(ﻣﺒﺎﺭﺯﻩ) i. (Ar. burūz “ortaya çıkmak”tan mubāreze)
1. Eski savaşlarda karşı karşıya gelmiş düşman taraflardan, er dilemek sûretiyle meydana çıkan iki veya daha çok savaşçının birbiriyle yaptığı teke tek çarpışma:
Cirit oyunlarında, güreşlerde, mübârezelerde hep birinci gelirdi (Ömer Seyfeddin).
2. XIX. yüzyılda düello karşılığında kullanılmıştır:
Nâmusu ihlâl olunan mübârezede gālip gelemezse intikam nerede kalır? (Nâmık Kemal).
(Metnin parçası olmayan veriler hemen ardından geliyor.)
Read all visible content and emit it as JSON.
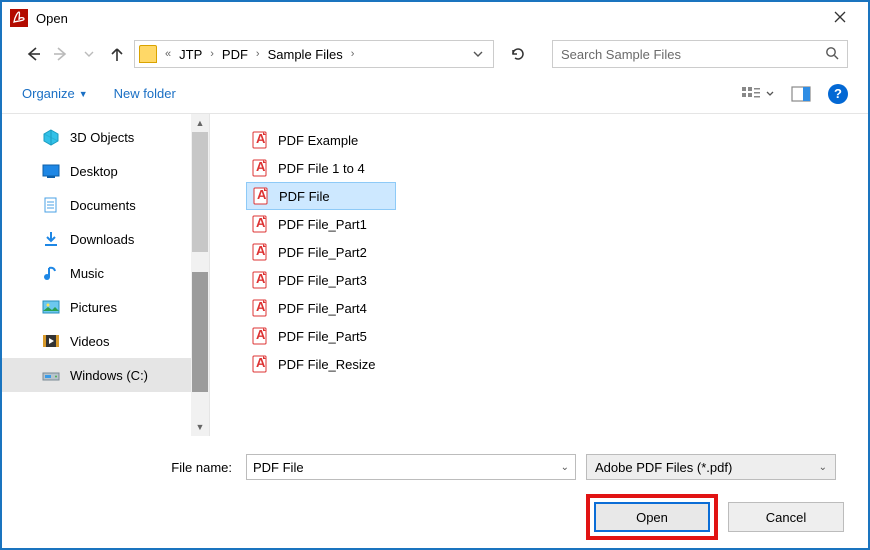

Mübâreze Avrupa’da bugün memnû ise de gizlice yine icrâ olunuyor (Şemseddin Sâmi).
3. teşmil. Kavga, mücâdele:
On dokuz yaşına kadar Ahmet Cemil tamâmen hayatta mümkün olabildiği kadar mesut idi. Ondan sonra pederini kaybedince endîşe-i maîşet, mübâreze-i hayat başlamıştı (Hâlit Z. Uşaklıgil).
Mübâreze etmek: Teke tek çarpışmak, düello etmek, mücâdele etmek.
Mübârezat (ﻣﺒﺎﺭﺯﺍﺕ) i. (Arapça: çoğul eki -āt ile) Mübârezeler, teke tek çarpışmalar, düellolar.